When Drupal 8 RC1 was released last winter we began tentatively developing new sites, with increasing levels of complexity as more tools and resources become available for the new version of this CMS became available.

Drupal 6 has reached its "end of life" and some folk have already migrated to newer versions, some to other platforms and some are actively choosing to stay put and/or archive their Drupal 6 sites.

This withdrawal of support took place on 24 February 2016.

If you are an individual or organisation with a Drupal 6 website and would like to continue to use the Drupal platform we would recommend starting the process of planning a migration to Drupal 8 sooner rather than later. Get in touch to discuss this - and other possible options.

Further reading: https://www.drupal.org/d6-lts-support and https://www.drupal.org/core/dev-cycle

Additionally: https://www.drupal.org/project/d6lts - there are now 3 vendors providing long term support for Drupal 6 and, as a matter of good business ethics, we include this link to them.

Website hosting: Goodbye Cucumber, hello Nispola!

We have had a disappointing experience with the one of the data centres we have been using and so, over the past fortnight have been rehosting clients who were located on the “Cucumber” server onto a new server called Nispola, with much improved performance.

Over the autumn and into winter we will be migrating the rest of our server infrastructure and will be in contact with affected clients nearer the time.

Mailman

After consulting with our very small Mailman customer base we have decided that we cannot support the provision of this service any longer and as such we will withdraw this mailing list service over the next few weeks. If you are looking for a Mailman service we can recommend our colleagues at GreenNet who provide lists for £60 a year.

Netuxo and cloud storage

From time to time we get asked whether we provide cloud storage for our clients. While we do run our own cloud for Netuxo internal use, we decided at a recent planning meeting that we do not want to offer cloud services for our clients. The reason is simple: we cannot compete with other offerings out there.
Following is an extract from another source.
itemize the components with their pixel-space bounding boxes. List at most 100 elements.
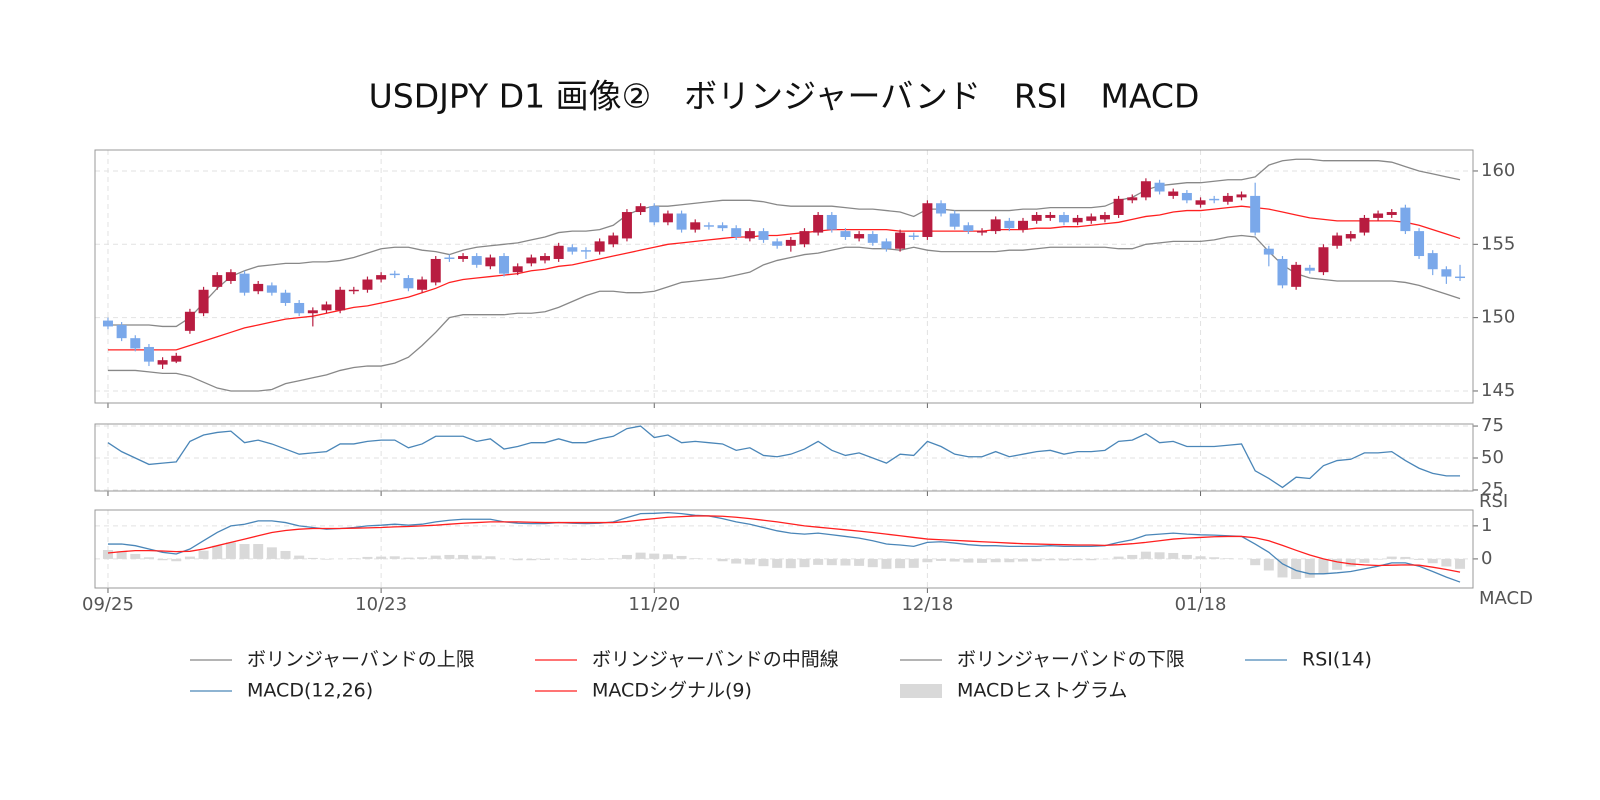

For our own cloud, we use Seafile (https://www.seafile.com), an open source cloud server which allows for client side encryption, meaning your data will be encrypted on your computer before it is sent to the cloud server. Clients are available for all major OS and there is also a web interface.

If you are looking for a cloud option, we can recommend:
- up to 512GB for 5€/month - https://shop.seafile.de/en/product/seafile-cloud-account-subscription/

An open source alternative to Seafile is OwnCloud (see https://owncloud.org/), which does not offer client side encryption, but does have other advantages such as federation or integrated addressbooks and calendars (accessible via CardDav and CalDav). There are several providers that offer up to 1GB of Owncloud space free of charge. Owncloud too has clients of all major OS.
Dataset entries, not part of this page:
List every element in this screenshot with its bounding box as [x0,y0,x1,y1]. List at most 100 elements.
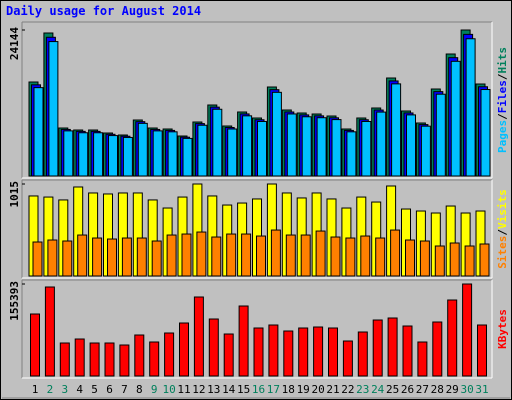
x-tick-label: 25 [386,383,399,396]
legend-separator: / [496,73,509,80]
bar [316,117,327,177]
x-tick-label: 31 [475,383,488,396]
bar [406,114,416,177]
bar [462,283,473,377]
x-tick-label: 20 [311,383,324,396]
bar [345,237,356,277]
legend: KBytes [496,309,509,349]
bar [286,113,297,177]
bar [211,236,222,277]
legend-separator: / [496,113,509,120]
bar [212,108,223,177]
bar [179,322,189,377]
legend: Sites/Visits [496,189,509,269]
bar [417,341,428,377]
legend-entry: Sites [496,236,509,269]
legend-entry: Pages [496,120,509,153]
legend-entry: Hits [496,47,509,74]
x-tick-label: 26 [401,383,414,396]
bar [193,296,204,377]
bar [197,124,208,177]
x-tick-label: 10 [162,383,175,396]
bar [32,241,43,277]
bar [208,318,219,377]
bar [238,305,249,377]
x-tick-label: 24 [371,383,385,396]
bar [136,237,147,277]
bar [107,238,117,277]
bar [361,120,372,177]
legend-separator: / [496,229,509,236]
bar [121,237,132,277]
bar [387,317,398,377]
x-tick-label: 16 [252,383,265,396]
x-tick-label: 1 [32,383,39,396]
bar [196,231,207,277]
bar [300,234,311,277]
bar [449,242,460,277]
x-tick-label: 19 [297,383,310,396]
bar [151,240,162,277]
bar [253,327,264,377]
bar [62,240,73,277]
bar [137,122,148,177]
bar [346,131,357,177]
x-tick-label: 30 [460,383,473,396]
bar [464,245,475,277]
bar [108,135,118,177]
bar [402,325,413,377]
bar [152,130,163,177]
x-tick-label: 8 [136,383,143,396]
bar [328,327,338,377]
bar [47,239,58,277]
x-tick-label: 12 [192,383,205,396]
bar [48,41,59,177]
y-tick-label: 24144 [8,27,21,60]
bar [419,240,430,277]
bar [434,245,445,277]
bar [447,299,458,377]
bar [391,83,402,177]
chart-title: Daily usage for August 2014 [6,4,201,18]
bar [285,234,296,277]
x-tick-label: 18 [282,383,295,396]
x-tick-label: 9 [151,383,158,396]
y-tick-label: 155393 [8,281,21,321]
bar [435,93,446,177]
x-tick-label: 17 [267,383,280,396]
x-tick-label: 22 [341,383,354,396]
legend: Pages/Files/Hits [496,47,509,153]
bar [44,286,55,377]
legend-entry: Visits [496,189,509,229]
x-tick-label: 3 [61,383,68,396]
bar [77,234,88,277]
bar [432,321,443,377]
x-tick-label: 29 [446,383,459,396]
bar [298,327,309,377]
bar [477,324,487,377]
x-tick-label: 11 [177,383,190,396]
x-tick-label: 23 [356,383,369,396]
bar [376,111,387,177]
bar [268,324,279,377]
x-tick-label: 4 [76,383,83,396]
bar [78,132,89,177]
bar [465,38,476,177]
bar [242,115,253,177]
bar [271,91,282,177]
x-tick-label: 5 [91,383,98,396]
bar [59,342,70,377]
bar [257,120,267,177]
bar [164,332,175,377]
x-tick-label: 27 [416,383,429,396]
bar [330,236,341,277]
bar [283,330,294,377]
bar [420,125,431,177]
bar [301,116,312,177]
bar [30,313,40,377]
bar [256,235,266,277]
x-tick-label: 28 [431,383,444,396]
x-tick-label: 13 [207,383,220,396]
bar [479,243,490,277]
Let’s Encrypt: encrypt the web!

Let’s Encrypt was launched in public beta in December 2015, and is out of beta for a while now. It is a free certificate authority (CA) providing trusted certificates for websites at no cost. In fact, all of Netuxo’s website (so far with the exception of mx.netuxo.co.uk) use a Let’s Encrypt certificate.

The goal of Let’s Encrypt “is to get the Web to 100% HTTPS”. Since the public launch on 3 December 2015, Let’s Encrypt has issued more than 5 million certificates covering more than 7 million unique domains (see https://letsencrypt.org).
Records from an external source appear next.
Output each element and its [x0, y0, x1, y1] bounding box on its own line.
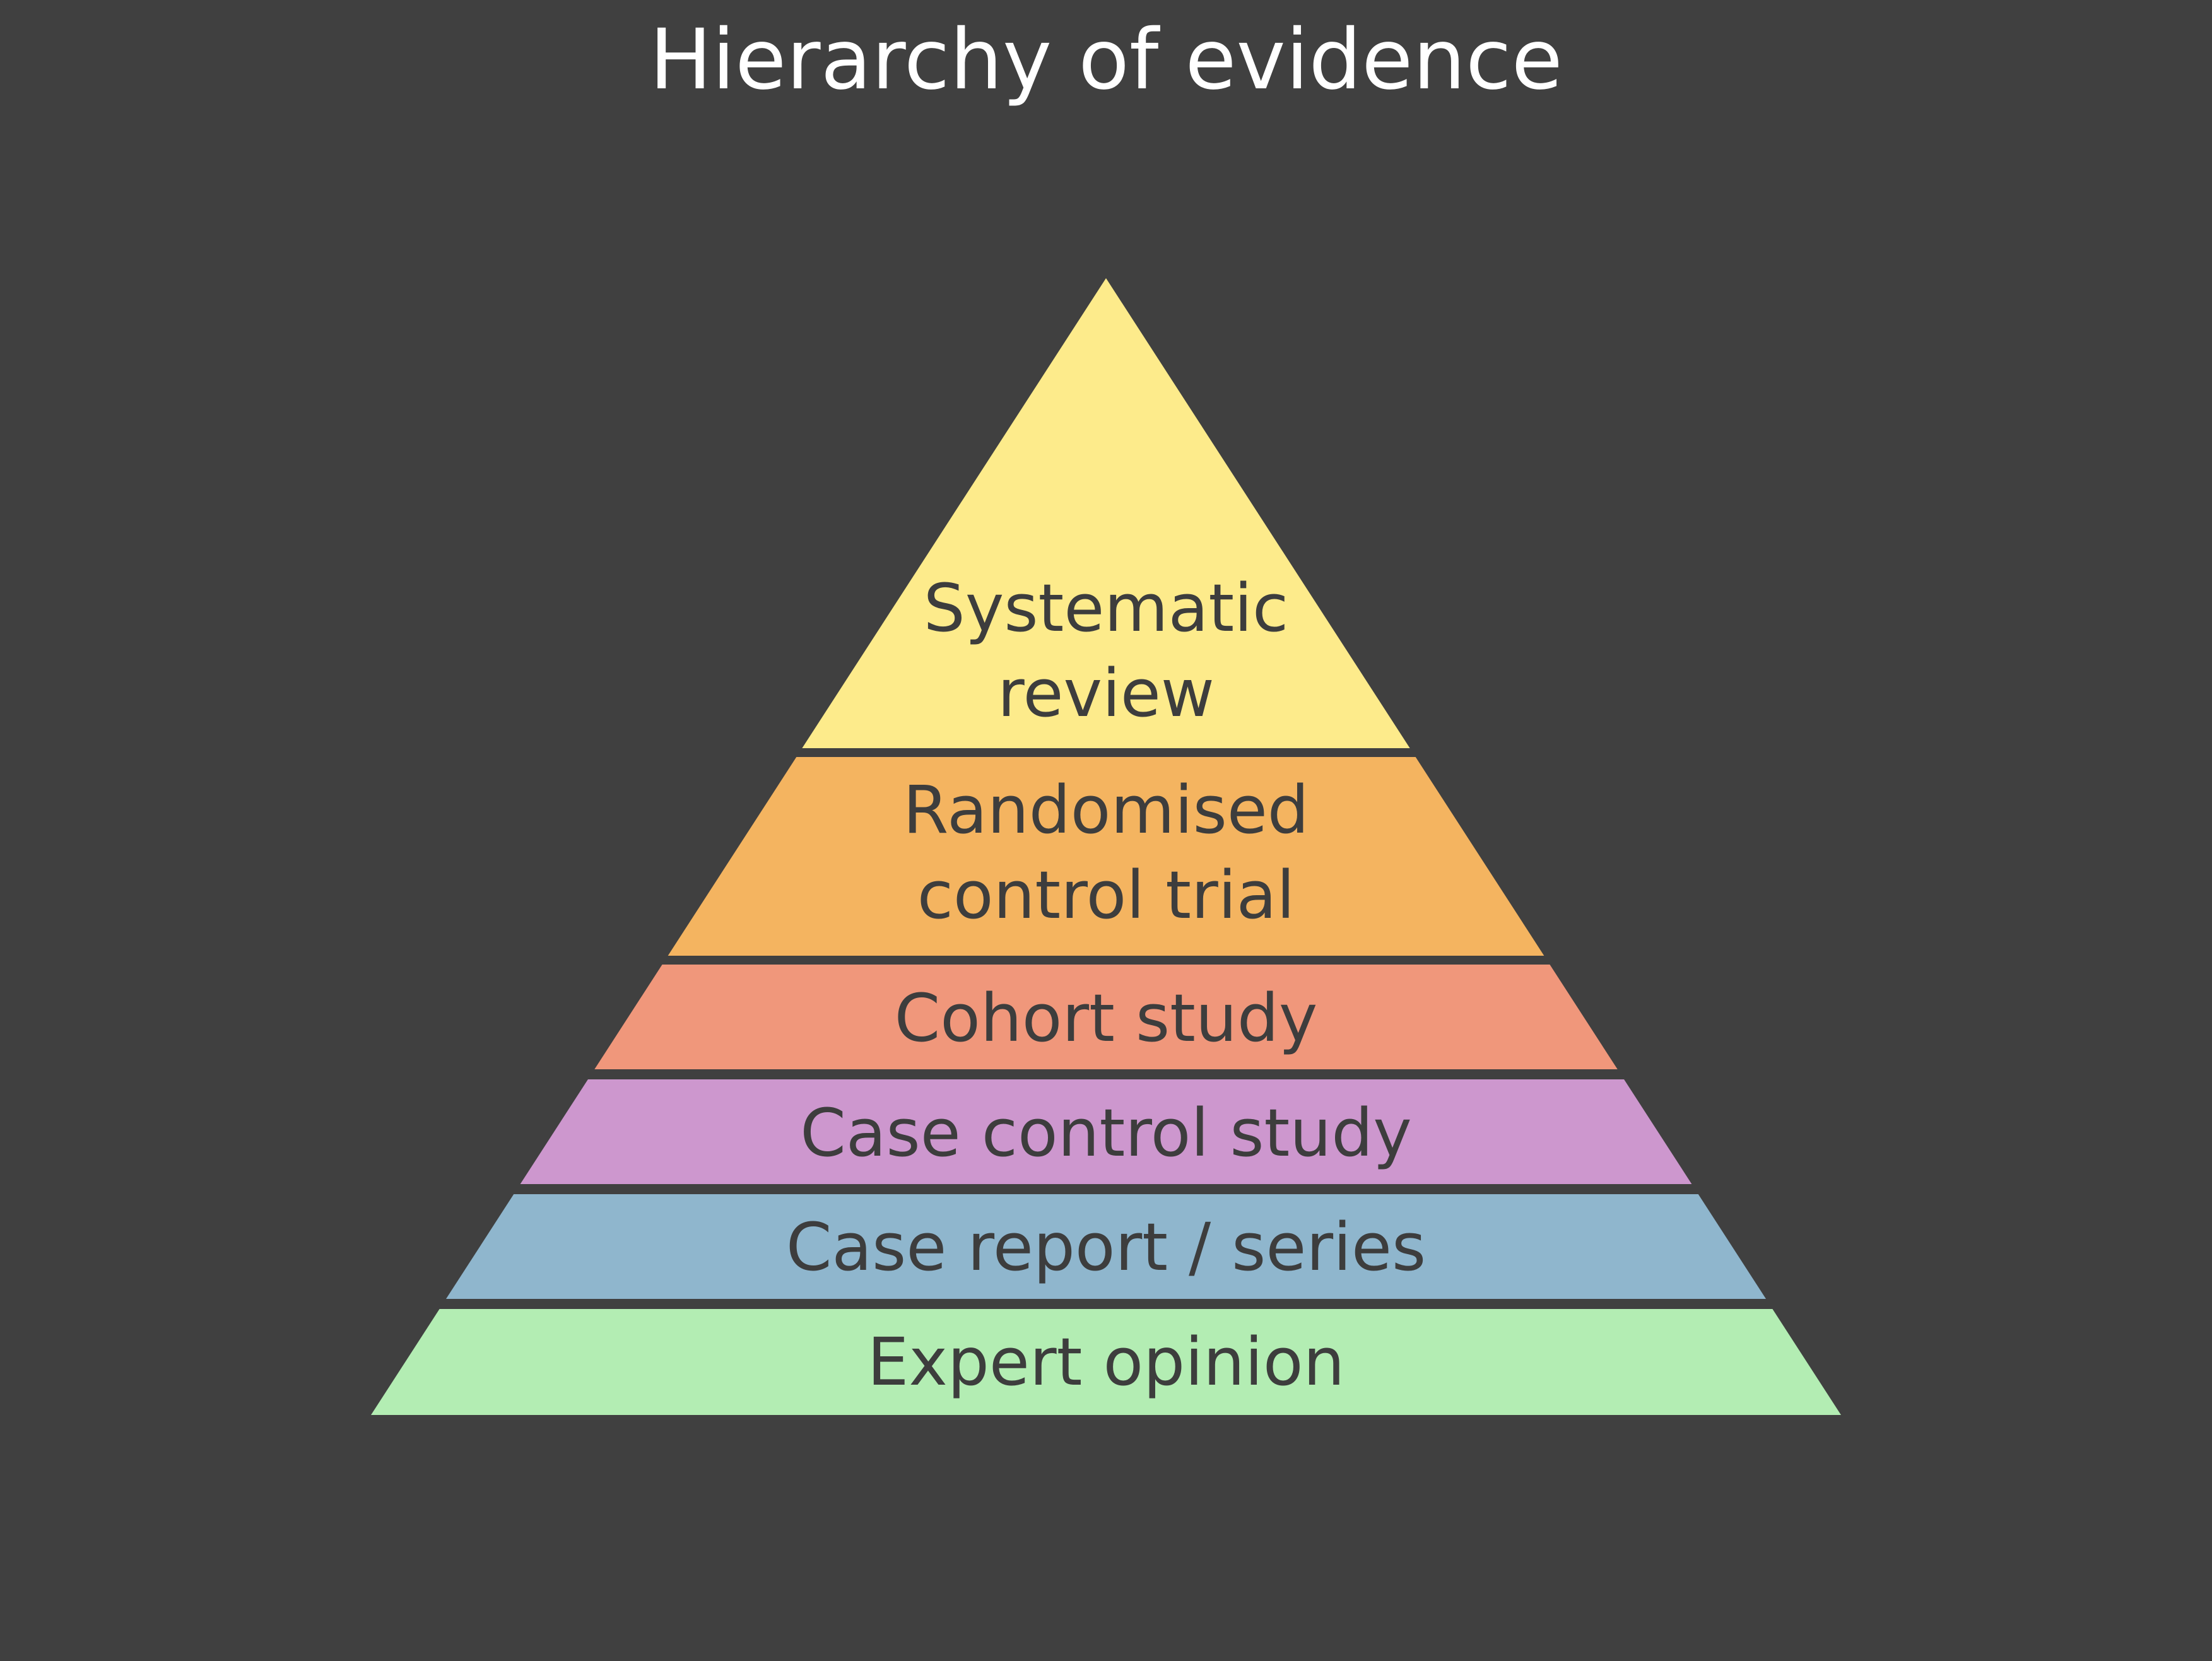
pyramid-tier-6 [371, 1309, 1841, 1415]
diagram-title: Hierarchy of evidence [649, 11, 1563, 109]
pyramid-tier-2 [668, 757, 1544, 956]
pyramid-tier-5 [445, 1194, 1767, 1299]
tier-2-label-line-2: control trial [917, 857, 1295, 934]
tier-6-label-line-1: Expert opinion [868, 1324, 1345, 1400]
tier-5-label-line-1: Case report / series [786, 1209, 1426, 1286]
pyramid-tier-1 [802, 278, 1410, 748]
tier-1-label-line-1: Systematic [924, 570, 1288, 647]
tier-4-label-line-1: Case control study [800, 1095, 1412, 1171]
tier-2-label-line-1: Randomised [903, 772, 1309, 848]
tier-3-label-line-1: Cohort study [895, 980, 1318, 1057]
tier-1-label-line-2: review [997, 655, 1215, 732]
pyramid-tier-3 [594, 965, 1618, 1069]
evidence-pyramid: Systematic review Randomised control trial C… [371, 278, 1841, 1415]
pyramid-tier-4 [520, 1079, 1692, 1184]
If you are interested in getting your website to run under https, we will be happy to set this up for you for a small setup fee. Just get in touch .

And finally...

During July and August we will be operating at a relatively low capacity whilst we take turns at having a holiday. This should not affect work that is already booked in, but will impact on response times and general availability for ad-hoc support. Normal service will be resumed from early September.

We hope you too manage to take a break from this work at some point during the summer months.